“Doubts exist” over whether the UK is prepared to defend its homeland and overseas territories from acts of war and “grey zone” hybrid attacks, while work to rectify the situation is “glacial” and cloaked in counter-productive secrecy, a critical report by the Commons Defence Committee found.
The UK should be honest with the British people about the country’s security situation “and [the public’s] role in it”, and appoint a Minister of Homeland Security to see through the delivery of reforms, the Commons Defence Committee said. A report into the British contribution to European security found that the UK is questionably able to support the wider European security picture because it can hardly defend itself, with even NATO basics like having a plan for homeland defence (a ‘war book’) not thought to be fulfilled.
The “current threat to European security is significant”, with “systemic threats posed by China, Iran and North Korea”, the report found. The “plausible worst-case scenario”, the committee stated they had heard in evidence submissions, is “the potential for the US to be at war with China, or at least heavily engaged in a crisis with China, and Russia comes in and tries to take advantage of that situation”.
To be a credible partner in defence the UK has to be at least able to deter and defend attacks on its own territory, it was stated of basic NATO assumptions. While there are no credible aggressors near to Britain, Russian warships and aircraft frequently approach British territory across the North Sea and, besides, much conflict is now executed in the low-intensity space, through hired hands and sabotage operations.

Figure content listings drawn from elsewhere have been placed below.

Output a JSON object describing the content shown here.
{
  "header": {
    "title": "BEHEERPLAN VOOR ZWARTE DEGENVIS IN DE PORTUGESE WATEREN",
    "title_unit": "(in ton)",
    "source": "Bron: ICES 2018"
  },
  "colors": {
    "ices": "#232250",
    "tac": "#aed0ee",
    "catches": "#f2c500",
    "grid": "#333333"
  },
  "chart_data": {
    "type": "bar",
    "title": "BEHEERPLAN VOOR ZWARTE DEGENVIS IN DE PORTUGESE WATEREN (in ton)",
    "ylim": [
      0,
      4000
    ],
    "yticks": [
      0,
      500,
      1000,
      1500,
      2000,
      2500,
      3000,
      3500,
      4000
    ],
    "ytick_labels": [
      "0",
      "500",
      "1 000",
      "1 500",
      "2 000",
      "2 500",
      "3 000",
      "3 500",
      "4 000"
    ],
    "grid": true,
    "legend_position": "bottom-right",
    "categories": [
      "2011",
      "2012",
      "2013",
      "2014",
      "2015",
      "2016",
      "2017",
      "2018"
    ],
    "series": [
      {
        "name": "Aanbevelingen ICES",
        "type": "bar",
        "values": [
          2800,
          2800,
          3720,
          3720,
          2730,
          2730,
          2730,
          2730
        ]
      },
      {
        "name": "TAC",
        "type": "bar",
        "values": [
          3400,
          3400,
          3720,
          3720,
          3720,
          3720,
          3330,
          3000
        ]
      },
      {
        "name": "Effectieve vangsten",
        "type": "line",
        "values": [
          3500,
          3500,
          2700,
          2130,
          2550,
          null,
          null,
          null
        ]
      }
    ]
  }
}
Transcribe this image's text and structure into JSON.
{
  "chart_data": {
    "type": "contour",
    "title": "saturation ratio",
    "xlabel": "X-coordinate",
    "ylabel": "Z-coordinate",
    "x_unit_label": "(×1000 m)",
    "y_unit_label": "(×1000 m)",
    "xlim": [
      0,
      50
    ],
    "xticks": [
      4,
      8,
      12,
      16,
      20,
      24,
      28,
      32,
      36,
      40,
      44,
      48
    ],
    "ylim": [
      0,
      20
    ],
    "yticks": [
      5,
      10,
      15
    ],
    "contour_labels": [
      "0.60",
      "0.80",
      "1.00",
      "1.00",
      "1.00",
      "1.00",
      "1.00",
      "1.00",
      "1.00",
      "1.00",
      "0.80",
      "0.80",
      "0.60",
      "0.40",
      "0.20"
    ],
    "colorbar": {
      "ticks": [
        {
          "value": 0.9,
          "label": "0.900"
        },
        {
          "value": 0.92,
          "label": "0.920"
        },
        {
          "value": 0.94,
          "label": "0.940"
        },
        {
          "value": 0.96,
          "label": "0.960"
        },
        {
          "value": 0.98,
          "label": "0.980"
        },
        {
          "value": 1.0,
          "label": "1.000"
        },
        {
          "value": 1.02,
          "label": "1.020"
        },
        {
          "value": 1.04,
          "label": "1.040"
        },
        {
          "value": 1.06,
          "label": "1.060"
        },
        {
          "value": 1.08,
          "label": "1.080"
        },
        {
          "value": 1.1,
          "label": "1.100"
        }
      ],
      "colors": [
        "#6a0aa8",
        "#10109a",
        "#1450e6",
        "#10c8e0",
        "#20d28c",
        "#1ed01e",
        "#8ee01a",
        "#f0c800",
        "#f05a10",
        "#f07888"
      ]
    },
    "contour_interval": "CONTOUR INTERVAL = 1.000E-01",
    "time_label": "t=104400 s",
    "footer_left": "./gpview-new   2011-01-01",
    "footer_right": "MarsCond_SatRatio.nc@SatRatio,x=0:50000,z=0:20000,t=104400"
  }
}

Shortcomings included the UK having “next to nothing” in air defence, and the committee heard that “the UK would struggle to deal with: a sub-threshold series of crises; a minor conflict involving a European Ally; or a full… conflict”.
Overall, it was stated, the committee had found that the UK is reliant on NATO “to do almost everything with regard to our protection, which includes fielding a credible military force”, and “doubts exist about the UK’s ability” to defend itself.

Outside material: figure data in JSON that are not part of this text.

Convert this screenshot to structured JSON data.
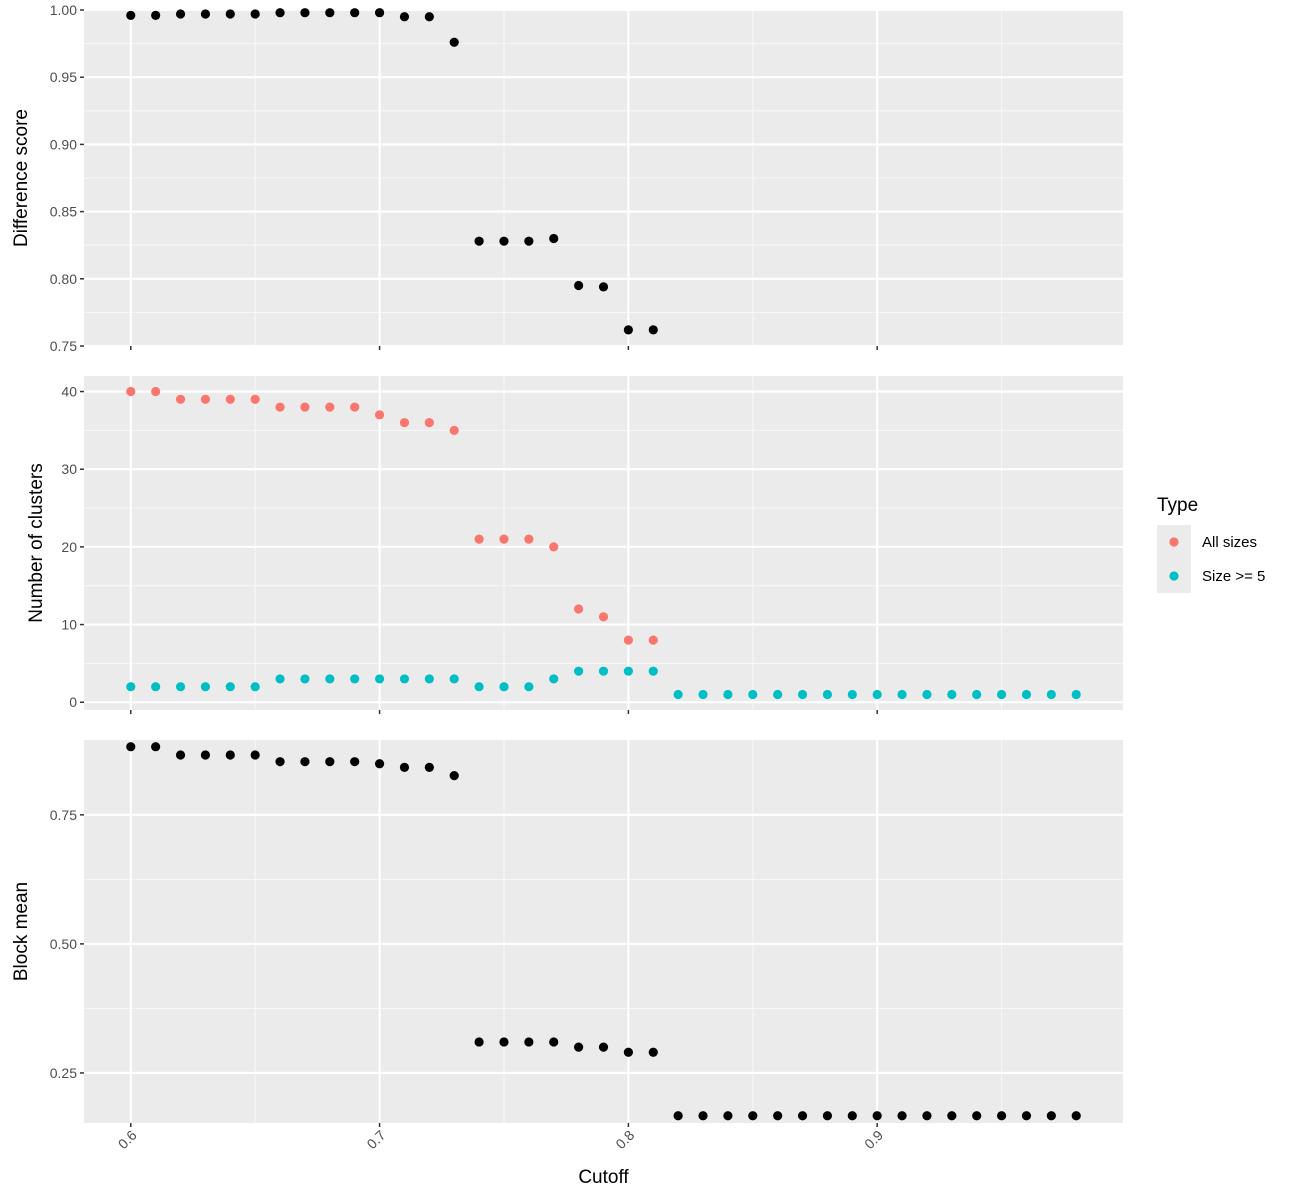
{
  "colors": {
    "panel_background": "#EBEBEB",
    "grid_major": "#FFFFFF",
    "grid_minor": "#F7F7F7",
    "point_default": "#000000",
    "all_sizes": "#F8766D",
    "size_ge_5": "#00BFC4",
    "tick": "#333333",
    "tick_label": "#4D4D4D"
  },
  "chart_data": [
    {
      "type": "scatter",
      "ylabel": "Difference score",
      "ylim": [
        0.75,
        1.0
      ],
      "yticks": [
        0.75,
        0.8,
        0.85,
        0.9,
        0.95,
        1.0
      ],
      "ytick_labels": [
        "0.75",
        "0.80",
        "0.85",
        "0.90",
        "0.95",
        "1.00"
      ],
      "series": [
        {
          "x": [
            0.6,
            0.61,
            0.62,
            0.63,
            0.64,
            0.65,
            0.66,
            0.67,
            0.68,
            0.69,
            0.7,
            0.71,
            0.72,
            0.73,
            0.74,
            0.75,
            0.76,
            0.77,
            0.78,
            0.79,
            0.8,
            0.81
          ],
          "y": [
            0.996,
            0.996,
            0.997,
            0.997,
            0.997,
            0.997,
            0.998,
            0.998,
            0.998,
            0.998,
            0.998,
            0.995,
            0.995,
            0.976,
            0.828,
            0.828,
            0.828,
            0.83,
            0.795,
            0.794,
            0.762,
            0.762
          ]
        }
      ]
    },
    {
      "type": "scatter",
      "ylabel": "Number of clusters",
      "ylim": [
        -1,
        42
      ],
      "yticks": [
        0,
        10,
        20,
        30,
        40
      ],
      "ytick_labels": [
        "0",
        "10",
        "20",
        "30",
        "40"
      ],
      "legend": {
        "title": "Type",
        "position": "right"
      },
      "series": [
        {
          "name": "All sizes",
          "x": [
            0.6,
            0.61,
            0.62,
            0.63,
            0.64,
            0.65,
            0.66,
            0.67,
            0.68,
            0.69,
            0.7,
            0.71,
            0.72,
            0.73,
            0.74,
            0.75,
            0.76,
            0.77,
            0.78,
            0.79,
            0.8,
            0.81
          ],
          "y": [
            40,
            40,
            39,
            39,
            39,
            39,
            38,
            38,
            38,
            38,
            37,
            36,
            36,
            35,
            21,
            21,
            21,
            20,
            12,
            11,
            8,
            8
          ]
        },
        {
          "name": "Size >= 5",
          "x": [
            0.6,
            0.61,
            0.62,
            0.63,
            0.64,
            0.65,
            0.66,
            0.67,
            0.68,
            0.69,
            0.7,
            0.71,
            0.72,
            0.73,
            0.74,
            0.75,
            0.76,
            0.77,
            0.78,
            0.79,
            0.8,
            0.81,
            0.82,
            0.83,
            0.84,
            0.85,
            0.86,
            0.87,
            0.88,
            0.89,
            0.9,
            0.91,
            0.92,
            0.93,
            0.94,
            0.95,
            0.96,
            0.97,
            0.98
          ],
          "y": [
            2,
            2,
            2,
            2,
            2,
            2,
            3,
            3,
            3,
            3,
            3,
            3,
            3,
            3,
            2,
            2,
            2,
            3,
            4,
            4,
            4,
            4,
            1,
            1,
            1,
            1,
            1,
            1,
            1,
            1,
            1,
            1,
            1,
            1,
            1,
            1,
            1,
            1,
            1
          ]
        }
      ]
    },
    {
      "type": "scatter",
      "ylabel": "Block mean",
      "xlabel": "Cutoff",
      "ylim": [
        0.153,
        0.895
      ],
      "yticks": [
        0.25,
        0.5,
        0.75
      ],
      "ytick_labels": [
        "0.25",
        "0.50",
        "0.75"
      ],
      "series": [
        {
          "x": [
            0.6,
            0.61,
            0.62,
            0.63,
            0.64,
            0.65,
            0.66,
            0.67,
            0.68,
            0.69,
            0.7,
            0.71,
            0.72,
            0.73,
            0.74,
            0.75,
            0.76,
            0.77,
            0.78,
            0.79,
            0.8,
            0.81,
            0.82,
            0.83,
            0.84,
            0.85,
            0.86,
            0.87,
            0.88,
            0.89,
            0.9,
            0.91,
            0.92,
            0.93,
            0.94,
            0.95,
            0.96,
            0.97,
            0.98
          ],
          "y": [
            0.882,
            0.882,
            0.866,
            0.866,
            0.866,
            0.866,
            0.853,
            0.853,
            0.853,
            0.853,
            0.849,
            0.842,
            0.842,
            0.826,
            0.31,
            0.31,
            0.31,
            0.31,
            0.3,
            0.3,
            0.29,
            0.29,
            0.167,
            0.167,
            0.167,
            0.167,
            0.167,
            0.167,
            0.167,
            0.167,
            0.167,
            0.167,
            0.167,
            0.167,
            0.167,
            0.167,
            0.167,
            0.167,
            0.167
          ]
        }
      ]
    }
  ],
  "x_axis": {
    "xlim": [
      0.5812,
      0.9988
    ],
    "ticks": [
      0.6,
      0.7,
      0.8,
      0.9
    ],
    "tick_labels": [
      "0.6",
      "0.7",
      "0.8",
      "0.9"
    ],
    "label_rotation": "45 degrees"
  }
}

Crucially, it is not as if the government is unaware of these challenges, the committee reflected, noting copious recent reports and statements from the state, but rather that despite the rhetoric, it seems nothing was being done. It expressed: “measures to remediate seem to be moving at a glacial pace… The Government has said repeatedly that we are in an era of new threat, yet decision-making is slow and opaque.”
While the government makes all the noises of understanding that the wider public need to play a more active role in national defence, it has actually done little to nothing to make this happen and a long-promised “national conversation” so the public understands “not only the necessity of defence but also their role in it” has never materialised.

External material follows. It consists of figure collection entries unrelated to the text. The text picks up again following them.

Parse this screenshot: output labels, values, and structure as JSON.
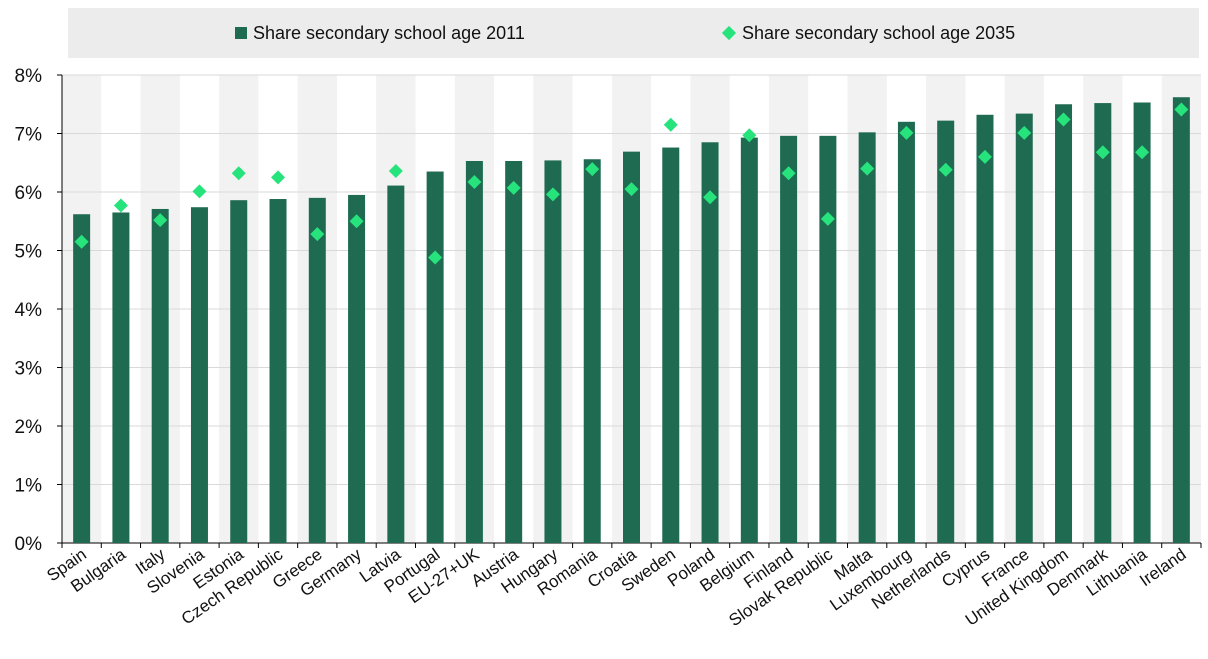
{
  "legend": {
    "series_2011": "Share secondary school age 2011",
    "series_2035": "Share secondary school age 2035"
  },
  "colors": {
    "bar": "#1f6b52",
    "marker": "#27e37c",
    "grid": "#d9d9d9",
    "axis": "#000000",
    "legend_bg": "#ececec",
    "band": "#f2f2f2"
  },
  "chart_data": {
    "type": "bar",
    "title": "",
    "xlabel": "",
    "ylabel": "",
    "ylim": [
      0,
      8
    ],
    "y_ticks": [
      0,
      1,
      2,
      3,
      4,
      5,
      6,
      7,
      8
    ],
    "y_tick_labels": [
      "0%",
      "1%",
      "2%",
      "3%",
      "4%",
      "5%",
      "6%",
      "7%",
      "8%"
    ],
    "grid": true,
    "legend_position": "top",
    "categories": [
      "Spain",
      "Bulgaria",
      "Italy",
      "Slovenia",
      "Estonia",
      "Czech Republic",
      "Greece",
      "Germany",
      "Latvia",
      "Portugal",
      "EU-27+UK",
      "Austria",
      "Hungary",
      "Romania",
      "Croatia",
      "Sweden",
      "Poland",
      "Belgium",
      "Finland",
      "Slovak Republic",
      "Malta",
      "Luxembourg",
      "Netherlands",
      "Cyprus",
      "France",
      "United Kingdom",
      "Denmark",
      "Lithuania",
      "Ireland"
    ],
    "series": [
      {
        "name": "Share secondary school age 2011",
        "kind": "bar",
        "values": [
          5.62,
          5.65,
          5.71,
          5.74,
          5.86,
          5.88,
          5.9,
          5.95,
          6.11,
          6.35,
          6.53,
          6.53,
          6.54,
          6.56,
          6.69,
          6.76,
          6.85,
          6.93,
          6.96,
          6.96,
          7.02,
          7.2,
          7.22,
          7.32,
          7.34,
          7.5,
          7.52,
          7.53,
          7.62
        ]
      },
      {
        "name": "Share secondary school age 2035",
        "kind": "marker",
        "values": [
          5.15,
          5.77,
          5.52,
          6.01,
          6.32,
          6.25,
          5.28,
          5.5,
          6.36,
          4.88,
          6.17,
          6.07,
          5.96,
          6.39,
          6.05,
          7.15,
          5.91,
          6.97,
          6.32,
          5.54,
          6.4,
          7.01,
          6.38,
          6.6,
          7.01,
          7.24,
          6.68,
          6.68,
          7.41
        ]
      }
    ]
  }
}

On even the most basic areas there are failures. For instance, while other European nations that feel threatened by emerging security situations might send out a physical preparedness guide to every home, the UK’s equivalent is an unadvertised website. Security professionals are “sceptical about the efficacy of the Government enablers of resilience” like this, given they were told in evidence: “there is a website page dedicated to what the public should do in the event of an emergency. The problem there is that, in the event of an emergency, the first thing that you are probably going to lose is your electricity and, therefore, I suspect, your ability to read a website”.
Several recent government documents, reviews, and statements have referred to a Home Defence Programme, but as an aspirational thing that may exist in the future rather than a solid priority now. The Ministry of Defence told the Commons Defence Committee that it is “an evolving and enduring programme of work”. Even should it ever come into existence, under present plants it will be kept as an internal government document and not even available to the Committee to scrutinise, never mind being something of use to the public.
The report stated: “The decision not to communicate its intent and contents beyond Government suggests that it does not treat the public, industry or civil society as partners in delivering outcomes, despite the acknowledgement by the Government in the Resilience Action Plan that ‘government cannot do it alone. Resilience has to be a shared responsibility between individuals, communities, businesses, local, devolved, and national government, and public services across the UK’.”
The government should create solid plans for defence which in turn would allow it to contribute to the wider NATO defence picture without simply assuming the United States will always be free and willing to leap to Europe’s defence, the committee said, and called for a new government post of Minister of Homeland Security to push through these reforms.